Ten artykuł z Wyborczej ( średnio gazetę lubię ale artykuł ciekawy ) jest porażający. To dowodzi bardzo złego stanu świadomości historycznej tej nacji , o świadomości odpowiedzialności już nie mówiąc. Co do politycznego gustu to ludzie często dają się porwać jakimś dość charyzmatycznym populistom i to wydaje się wpisywać w to zjawisko. Pikanterii dodaje fakt zapatrywań pana Haidera.

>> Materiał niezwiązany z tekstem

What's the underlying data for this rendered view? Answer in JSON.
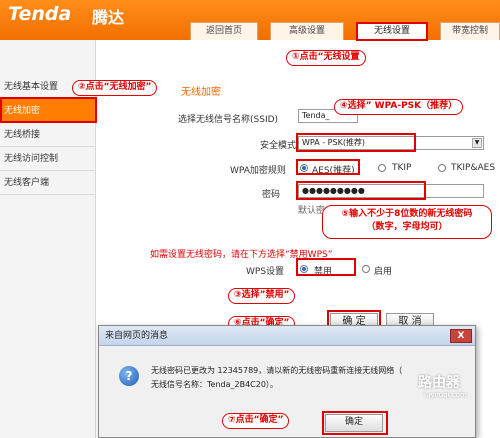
{
  "header": {
    "logo": "Tenda",
    "logo_cn": "腾达",
    "tabs": [
      "返回首页",
      "高级设置",
      "无线设置",
      "带宽控制"
    ]
  },
  "sidebar": {
    "items": [
      "无线基本设置",
      "无线加密",
      "无线桥接",
      "无线访问控制",
      "无线客户端"
    ]
  },
  "main": {
    "section_title": "无线加密",
    "ssid_label": "选择无线信号名称(SSID)",
    "ssid_value": "Tenda_",
    "security_label": "安全模式",
    "security_value": "WPA - PSK(推荐)",
    "wpa_rule_label": "WPA加密规则",
    "wpa_rules": [
      "AES(推荐)",
      "TKIP",
      "TKIP&AES"
    ],
    "password_label": "密码",
    "password_value": "●●●●●●●●●",
    "password_hint": "默认密",
    "wps_note": "如需设置无线密码，请在下方选择“禁用WPS”",
    "wps_label": "WPS设置",
    "wps_options": [
      "禁用",
      "启用"
    ],
    "ok_label": "确 定",
    "cancel_label": "取 消"
  },
  "annotations": {
    "step1": "①点击“无线设置",
    "step2": "②点击“无线加密”",
    "step4": "④选择” WPA-PSK（推荐）",
    "step5_line1": "⑤输入不少于8位数的新无线密码",
    "step5_line2": "（数字，字母均可）",
    "step3": "③选择”禁用”",
    "step6": "⑥点击“确定”",
    "step7": "⑦点击“确定”"
  },
  "dialog": {
    "title": "来自网页的消息",
    "close": "X",
    "line1": "无线密码已更改为 12345789，请以新的无线密码重新连接无线网络（",
    "line2": "无线信号名称：Tenda_2B4C20）。",
    "ok_label": "确定"
  },
  "watermark": {
    "title": "路由器",
    "site": "luyouqi.com"
  },
  "colors": {
    "header_orange": "#f57a0a",
    "annotation_red": "#e00000",
    "active_sidebar": "#ff7d00"
  }
}
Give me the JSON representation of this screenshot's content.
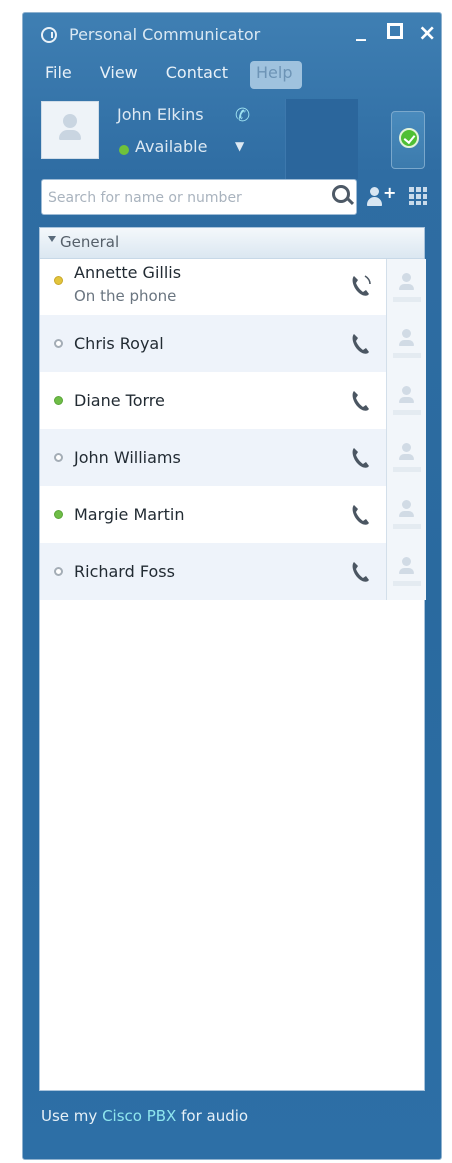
{
  "window": {
    "title": "Personal Communicator",
    "controls": {
      "minimize": "_",
      "close": "×"
    }
  },
  "menu": [
    "File",
    "View",
    "Contact",
    "Help"
  ],
  "user": {
    "name": "John Elkins",
    "status": "Available",
    "status_color": "#6fc23b"
  },
  "search": {
    "placeholder": "Search for name or number"
  },
  "group": {
    "name": "General"
  },
  "contacts": [
    {
      "name": "Annette Gillis",
      "status_text": "On the phone",
      "status": "busy",
      "icon": "phone-active-icon"
    },
    {
      "name": "Chris Royal",
      "status": "offline",
      "icon": "phone-icon"
    },
    {
      "name": "Diane Torre",
      "status": "available",
      "icon": "phone-icon"
    },
    {
      "name": "John Williams",
      "status": "offline",
      "icon": "phone-icon"
    },
    {
      "name": "Margie Martin",
      "status": "available",
      "icon": "phone-icon"
    },
    {
      "name": "Richard Foss",
      "status": "offline",
      "icon": "phone-icon"
    }
  ],
  "footer": {
    "prefix": "Use my",
    "link": "Cisco PBX",
    "suffix": "for audio"
  },
  "colors": {
    "window_blue": "#2a6a9f",
    "busy": "#e2c43c",
    "available": "#6fbd47",
    "offline": "#a4adb6",
    "link": "#8fe6ee"
  }
}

Pocieszyć się tylko można ,że u naszych zachodnich sąsiadów jest dużo lepiej ( choć nie idealnie , przerabiam to na co dzień ) i można od nich oczekiwać zdecydowanie wyższego poziomu.
"Ufaj Szembekowi. Szembek nie zdradzi"
Awatar użytkownika
Grzegorz
Posty: 1424
Rejestracja: czw 30 mar, 2006 3:34 pm
Lokalizacja: Warszawa
Kontakt:

Post autor: Grzegorz »

Poniżej widać najdoskonalszą denazyfikację a la US Army, dziką i polową, ale najskuteczniejszą, którą to denazyfikację szkopstwo zapamiętało na pokolenia; do dziś. To było naprawdę dużo lepsze niż denazyfikowanie tego draństwa... czym? umoralniającymi pogadankami prowadzonymi przez np. kapelanów alianckich? Już to widzę, jak szkopstwo przejmowało by się takimi pogadankami.

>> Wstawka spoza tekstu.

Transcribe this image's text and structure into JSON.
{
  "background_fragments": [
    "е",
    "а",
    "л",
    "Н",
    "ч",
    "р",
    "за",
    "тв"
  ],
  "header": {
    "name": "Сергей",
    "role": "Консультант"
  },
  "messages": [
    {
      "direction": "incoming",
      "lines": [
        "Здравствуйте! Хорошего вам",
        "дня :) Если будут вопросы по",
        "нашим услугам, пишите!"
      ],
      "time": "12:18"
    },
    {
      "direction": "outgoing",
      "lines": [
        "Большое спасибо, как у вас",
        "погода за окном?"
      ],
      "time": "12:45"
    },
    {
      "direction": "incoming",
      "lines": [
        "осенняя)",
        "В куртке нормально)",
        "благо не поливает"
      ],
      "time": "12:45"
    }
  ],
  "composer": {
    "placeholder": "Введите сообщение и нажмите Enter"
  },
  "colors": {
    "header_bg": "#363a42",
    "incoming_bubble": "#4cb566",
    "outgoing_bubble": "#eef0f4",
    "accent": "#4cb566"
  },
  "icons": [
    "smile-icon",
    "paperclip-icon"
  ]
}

Niestety, nie było innego wyjścia, jak wziąć tę barbarię za łeb i zrobić to, co poniżej na zdjęciu robi 17. DPD pod Duisburgiem. To klasyka gatunku. 194th GIR dowiedział się, że w jednym miejscu zamordowano 35 więźniów rosyjskich. I krótka piłka ‒ no to kto z was misie głosował w 1933 na Hitlera? Że co, że nikt nie głosował? Ooo, jacy wy porządni ludzie jesteście. No to idziecie misie ekshumować 35 zamordowanych Rosjan, zrobić im porządne groby, a po drodze może wam się pamięć odświeży, kto głosował na partię Hitlera.

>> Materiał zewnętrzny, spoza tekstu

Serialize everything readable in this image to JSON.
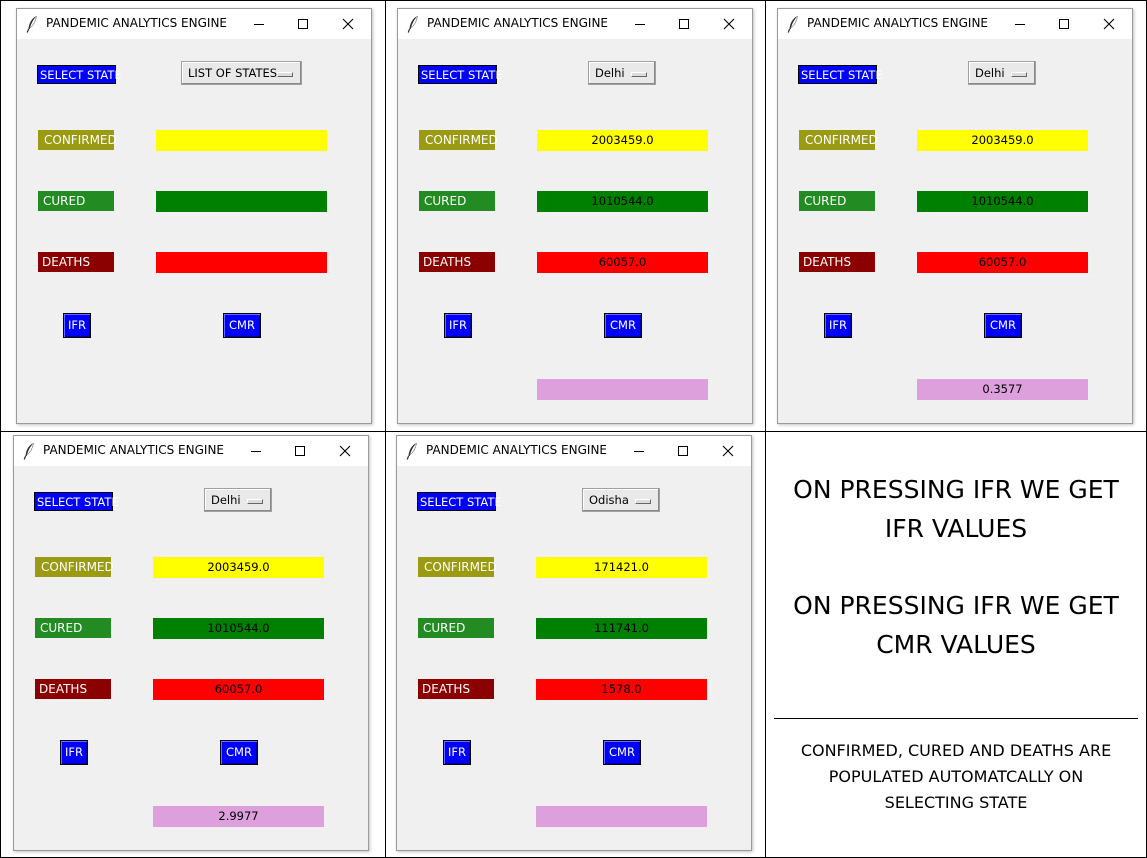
{
  "windows": [
    {
      "title": "PANDEMIC ANALYTICS ENGINE",
      "select_state_label": "SELECT STATE",
      "dropdown_value": "LIST OF STATES",
      "confirmed_label": "CONFIRMED",
      "cured_label": "CURED",
      "deaths_label": "DEATHS",
      "confirmed_value": "",
      "cured_value": "",
      "deaths_value": "",
      "ifr_label": "IFR",
      "cmr_label": "CMR",
      "result_value": "",
      "has_result_field": false
    },
    {
      "title": "PANDEMIC ANALYTICS ENGINE",
      "select_state_label": "SELECT STATE",
      "dropdown_value": "Delhi",
      "confirmed_label": "CONFIRMED",
      "cured_label": "CURED",
      "deaths_label": "DEATHS",
      "confirmed_value": "2003459.0",
      "cured_value": "1010544.0",
      "deaths_value": "60057.0",
      "ifr_label": "IFR",
      "cmr_label": "CMR",
      "result_value": "",
      "has_result_field": true
    },
    {
      "title": "PANDEMIC ANALYTICS ENGINE",
      "select_state_label": "SELECT STATE",
      "dropdown_value": "Delhi",
      "confirmed_label": "CONFIRMED",
      "cured_label": "CURED",
      "deaths_label": "DEATHS",
      "confirmed_value": "2003459.0",
      "cured_value": "1010544.0",
      "deaths_value": "60057.0",
      "ifr_label": "IFR",
      "cmr_label": "CMR",
      "result_value": "0.3577",
      "has_result_field": true
    },
    {
      "title": "PANDEMIC ANALYTICS ENGINE",
      "select_state_label": "SELECT STATE",
      "dropdown_value": "Delhi",
      "confirmed_label": "CONFIRMED",
      "cured_label": "CURED",
      "deaths_label": "DEATHS",
      "confirmed_value": "2003459.0",
      "cured_value": "1010544.0",
      "deaths_value": "60057.0",
      "ifr_label": "IFR",
      "cmr_label": "CMR",
      "result_value": "2.9977",
      "has_result_field": true
    },
    {
      "title": "PANDEMIC ANALYTICS ENGINE",
      "select_state_label": "SELECT STATE",
      "dropdown_value": "Odisha",
      "confirmed_label": "CONFIRMED",
      "cured_label": "CURED",
      "deaths_label": "DEATHS",
      "confirmed_value": "171421.0",
      "cured_value": "111741.0",
      "deaths_value": "1578.0",
      "ifr_label": "IFR",
      "cmr_label": "CMR",
      "result_value": "",
      "has_result_field": true
    }
  ],
  "notes": {
    "line1": "ON PRESSING IFR WE GET",
    "line2": "IFR VALUES",
    "line3": "ON PRESSING IFR WE GET",
    "line4": "CMR VALUES",
    "caption1": "CONFIRMED, CURED AND DEATHS ARE",
    "caption2": "POPULATED AUTOMATCALLY ON",
    "caption3": "SELECTING STATE"
  },
  "colors": {
    "select_state": "#0000ff",
    "confirmed_label": "#9a9a13",
    "cured_label": "#228b22",
    "deaths_label": "#8b0000",
    "confirmed_field": "#ffff00",
    "cured_field": "#008000",
    "deaths_field": "#ff0000",
    "result_field": "#dda0dd",
    "buttons": "#0000ff"
  },
  "icons": [
    "feather-icon",
    "minimize-icon",
    "maximize-icon",
    "close-icon"
  ]
}
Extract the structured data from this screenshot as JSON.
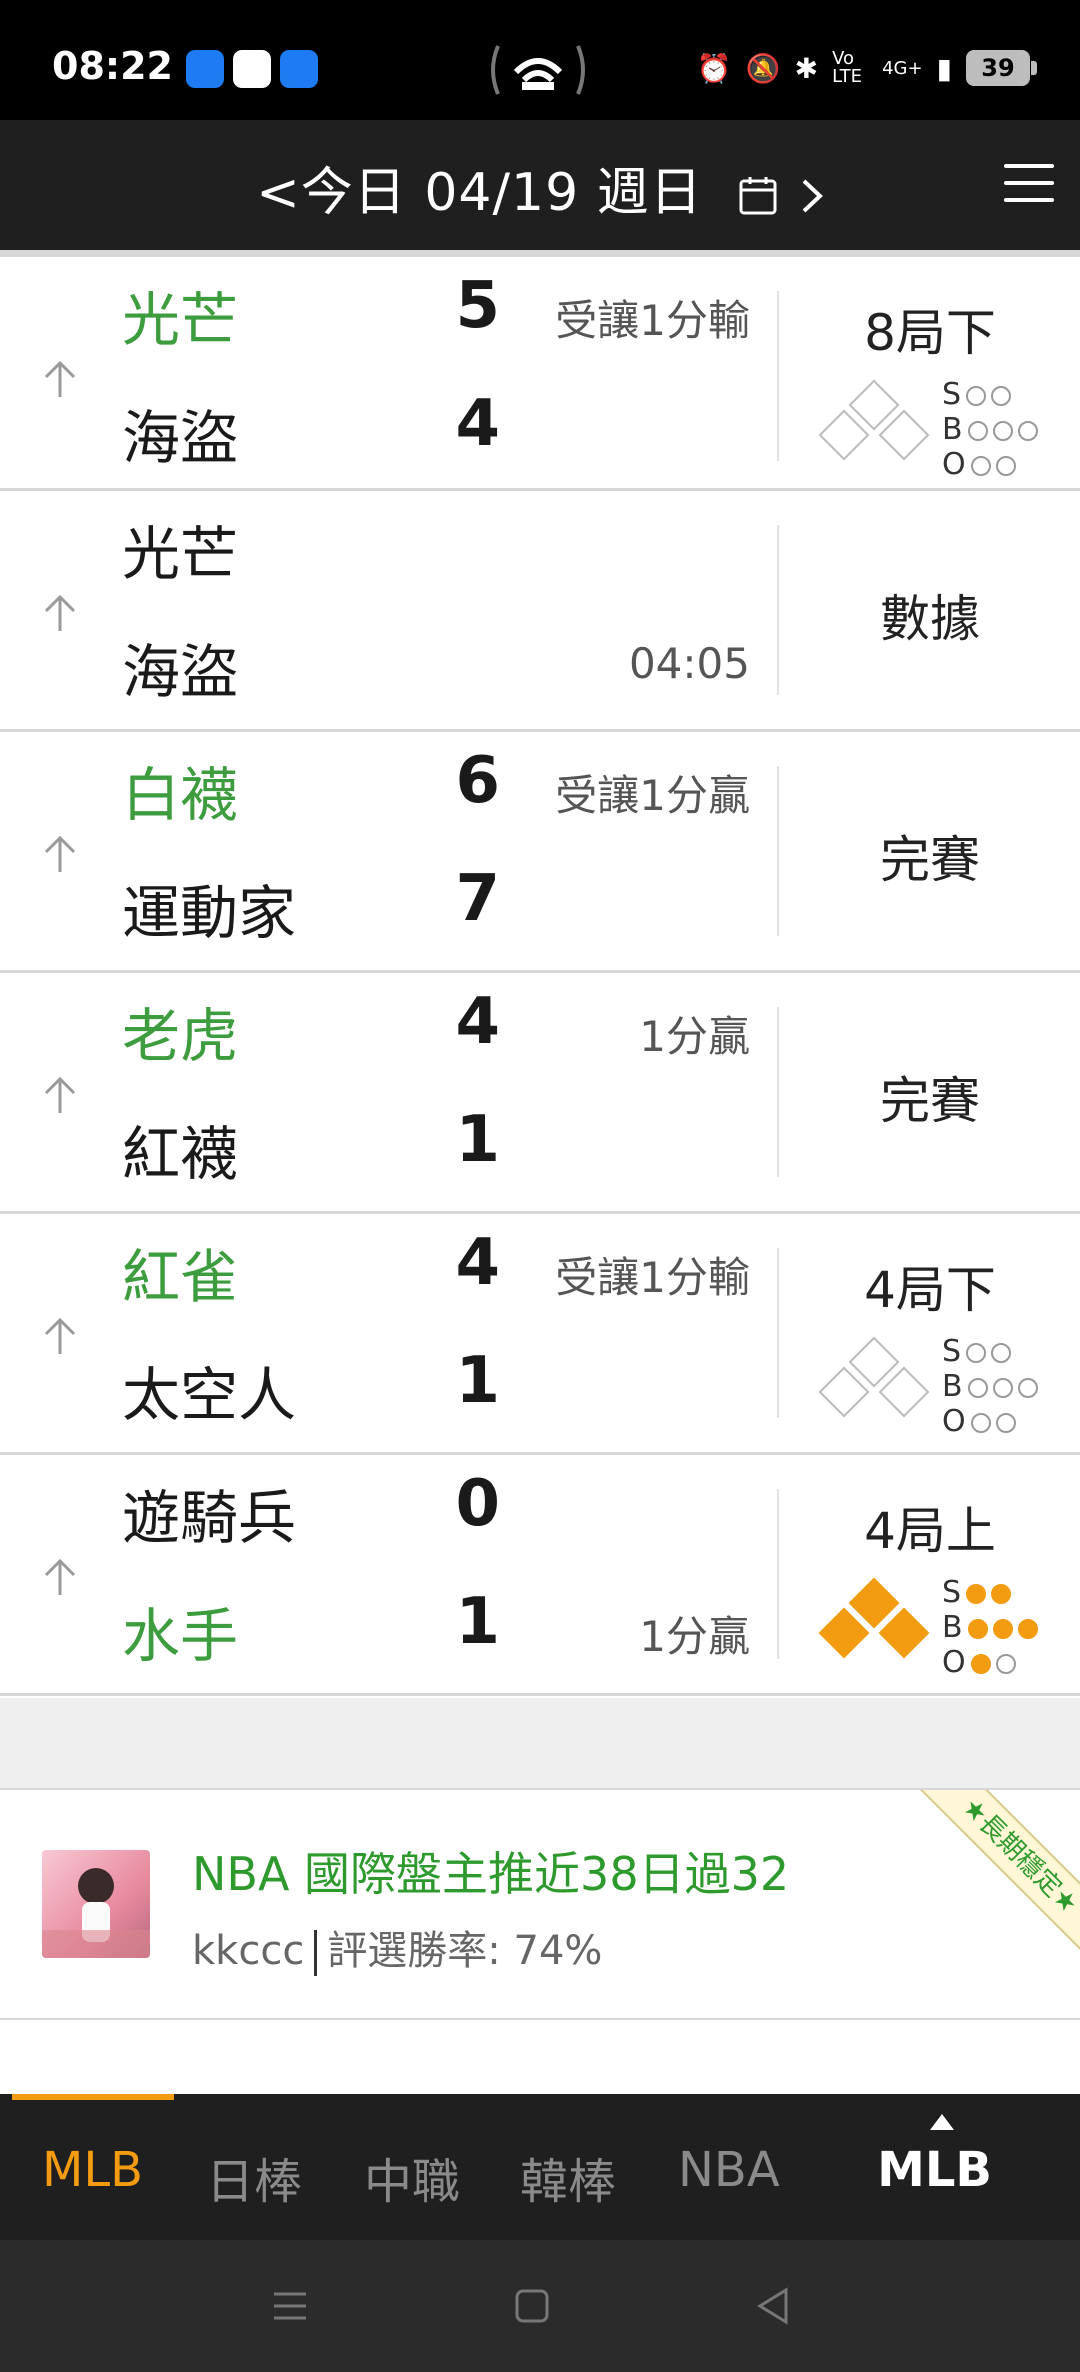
{
  "status_bar": {
    "time": "08:22",
    "network": "4G+",
    "volte": "Vo LTE",
    "battery": "39"
  },
  "header": {
    "date_title": "<今日 04/19 週日",
    "calendar_icon": "calendar-icon",
    "next_icon": "chevron-right-icon",
    "menu_icon": "hamburger-menu-icon"
  },
  "games": [
    {
      "away_team": "光芒",
      "away_score": "5",
      "home_team": "海盜",
      "home_score": "4",
      "winner": "away",
      "odds_top": "受讓1分輸",
      "odds_bottom": "",
      "status": "8局下",
      "live": true,
      "bases": [
        false,
        false,
        false
      ],
      "strikes": 0,
      "balls": 0,
      "outs": 0
    },
    {
      "away_team": "光芒",
      "away_score": "",
      "home_team": "海盜",
      "home_score": "",
      "winner": "",
      "odds_top": "",
      "odds_bottom": "04:05",
      "status": "數據",
      "live": false
    },
    {
      "away_team": "白襪",
      "away_score": "6",
      "home_team": "運動家",
      "home_score": "7",
      "winner": "away",
      "odds_top": "受讓1分贏",
      "odds_bottom": "",
      "status": "完賽",
      "live": false
    },
    {
      "away_team": "老虎",
      "away_score": "4",
      "home_team": "紅襪",
      "home_score": "1",
      "winner": "away",
      "odds_top": "1分贏",
      "odds_bottom": "",
      "status": "完賽",
      "live": false
    },
    {
      "away_team": "紅雀",
      "away_score": "4",
      "home_team": "太空人",
      "home_score": "1",
      "winner": "away",
      "odds_top": "受讓1分輸",
      "odds_bottom": "",
      "status": "4局下",
      "live": true,
      "bases": [
        false,
        false,
        false
      ],
      "strikes": 0,
      "balls": 0,
      "outs": 0
    },
    {
      "away_team": "遊騎兵",
      "away_score": "0",
      "home_team": "水手",
      "home_score": "1",
      "winner": "home",
      "odds_top": "",
      "odds_bottom": "1分贏",
      "status": "4局上",
      "live": true,
      "bases": [
        true,
        true,
        true
      ],
      "strikes": 2,
      "balls": 3,
      "outs": 1
    }
  ],
  "ad": {
    "title": "NBA 國際盤主推近38日過32",
    "user": "kkccc",
    "rate": "評選勝率: 74%",
    "ribbon": "★長期穩定★"
  },
  "tabs": {
    "items": [
      "MLB",
      "日棒",
      "中職",
      "韓棒",
      "NBA"
    ],
    "active_index": 0,
    "current": "MLB"
  },
  "colors": {
    "win_green": "#3d9c3d",
    "accent_orange": "#f39c12",
    "header_bg": "#1f1f1f"
  }
}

Takich rzeczy Austriacy nie przeszli, a NSDAP marzy im się do dziś, jak widać. Niemcom NSDAP się nie marzy, oczywiście z wyjątkiem środowisk kibolskich i neonazistowskich, ale to jest społeczny plankton. Tymczasem społecznym planktonem nie jest część austriackiego społeczeństwa, jaka chętnie spróbowałaby współczesnego eksperymentu z NSDAP. Widać już o co chodzi? Szkopa zdenazyfikował prosty amerykański żołnierz metodami brutalnymi, ale skutecznymi. Metodami nieraz niewiele lepszymi od hitlerowskich. Ale wynieśli Niemcy z tego lekcję? Wynieśli. A Austriacy nie, bo los i historyczny zbieg okoliczności zawsze się z nimi cackał.